The company’s shares closed on Thursday night on the New York Stock Exchange at US$2.79, having opened at $3.86. The closing price values the whole company at $227 million.
If true, the rumour throws into doubt GTT’s planned sale of its infrastructure division — essentially the former Interoute — for $2.15 billion. That was announced in October 2020, just over four months ago, with an indication being given that the transaction would take six months to close.
I Squared Capital (ISQ), the company that agreed to buy the infrastructure operations, did not reply to Capacity’s request for comment.
In a filing to the Securities and Exchange Commission (SEC), the US financial regulator, GTT admitted that it was late in submitting required information to ISQ. “The sellers provided portions” of the reports by the 31 January deadline, says the SEC filing, but not the complete reports.
The sale agreement has now been amended so that GTT provides all the information by 8 March — two weeks on Monday.
HGC Global Communications, the Hong Kong carrier that is owned by ISQ, said it “has no comment or info to share of the incident”.
One prominent industry figure, speaking overnight to Capacity on the assurance of anonymity, said: “I can’t say I’m surprised. I haven’t heard anything on the rumour mill, but since the deal was announced not much info has been flowing about the deal. Even the ISQ guys have been circumspect in conversations I’ve had with them.”
Another thought that the ISQ acquisition was not threatened, but that person had other reservations: “I think ISQ deal is OK. But their problems pre and post the deal closing are looming.”
One said the pandemic is creating a problem for selling infrastructure. “The data business isn’t exactly booming right now as one example.” But this person admitted this was: “Just speculation.”
One commented: “If GTT do go Chapter 11 [bankruptcy protection], that may well put a definitive spanner in the works regarding a sale of their principal assets.”
A normally well-informed source seemed to think that ISQ was still considering the acquisition “and its detailed engineering”.
One option, of course, is that if GTT went into bankruptcy protection, ISQ would be in a position to take over the infrastructure operations in a fire sale.

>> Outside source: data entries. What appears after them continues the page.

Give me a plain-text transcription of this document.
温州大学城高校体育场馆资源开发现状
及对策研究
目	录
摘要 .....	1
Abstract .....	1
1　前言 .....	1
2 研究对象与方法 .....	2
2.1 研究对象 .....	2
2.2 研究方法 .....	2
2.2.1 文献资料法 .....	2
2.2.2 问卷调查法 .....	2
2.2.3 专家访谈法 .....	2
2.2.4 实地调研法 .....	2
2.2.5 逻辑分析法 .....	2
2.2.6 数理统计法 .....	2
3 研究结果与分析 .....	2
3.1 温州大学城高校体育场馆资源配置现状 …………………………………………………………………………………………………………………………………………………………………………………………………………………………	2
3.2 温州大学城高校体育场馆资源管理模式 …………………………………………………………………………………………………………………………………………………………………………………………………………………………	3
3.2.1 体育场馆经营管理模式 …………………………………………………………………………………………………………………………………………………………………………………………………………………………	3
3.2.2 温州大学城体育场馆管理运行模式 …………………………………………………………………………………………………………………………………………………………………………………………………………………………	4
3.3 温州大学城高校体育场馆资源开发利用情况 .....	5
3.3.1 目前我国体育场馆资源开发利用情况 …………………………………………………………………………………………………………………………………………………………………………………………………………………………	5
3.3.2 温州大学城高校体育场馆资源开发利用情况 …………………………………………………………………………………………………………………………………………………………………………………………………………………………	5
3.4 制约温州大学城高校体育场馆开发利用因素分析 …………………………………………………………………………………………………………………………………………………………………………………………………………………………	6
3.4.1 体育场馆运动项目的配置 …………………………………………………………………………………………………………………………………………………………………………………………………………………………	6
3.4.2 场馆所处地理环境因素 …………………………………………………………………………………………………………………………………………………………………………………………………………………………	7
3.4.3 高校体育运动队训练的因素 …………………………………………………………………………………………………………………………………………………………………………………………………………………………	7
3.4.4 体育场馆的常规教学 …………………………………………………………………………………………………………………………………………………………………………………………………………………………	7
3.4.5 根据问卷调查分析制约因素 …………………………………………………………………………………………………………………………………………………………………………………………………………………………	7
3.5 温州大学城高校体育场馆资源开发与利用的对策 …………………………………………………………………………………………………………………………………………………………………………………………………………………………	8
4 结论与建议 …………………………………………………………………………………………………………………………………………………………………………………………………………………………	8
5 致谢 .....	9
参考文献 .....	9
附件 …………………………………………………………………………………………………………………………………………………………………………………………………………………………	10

But so would any other potential buyer.
GTT put its infrastructure on the market a year ago, after a series of acquisitions, totalling $2.95 billion over two and a half years, led to its share price peaking on 16 March 2018 at $60.25 — nearly 22 times yesterday’s closing price.
In the October deal, ISQ planned to buy GTT’s 103,000 route-km fibre network with over 400 points of presence, covering 31 metro areas and interconnecting 103 cities across Europe and North America; three transatlantic subsea cables, including GTT Express, formerly Hibernia Express, which GTT said was “the lowest latency route between Europe and North America”; fourteen Tier 3 data centres and over 100 colocation facilities; and KPN International, its final acquisition, a carrier that used Interoute fibre.
ISQ partner Mohamed El Gazzar told Capacity in an exclusive interview, hours after the deal was announced in October 2020, that the investor had extensive plans to expand the network, reaching smaller cities.
Earlier this year Andrew Kwok, CEO of HGC Global Communications, told Capacity in an interview that “ISQ is in a pretty good mood about investing in infrastructure. We are so proud that we [HGC] were the first [carrier in ISQ’s portfolio].”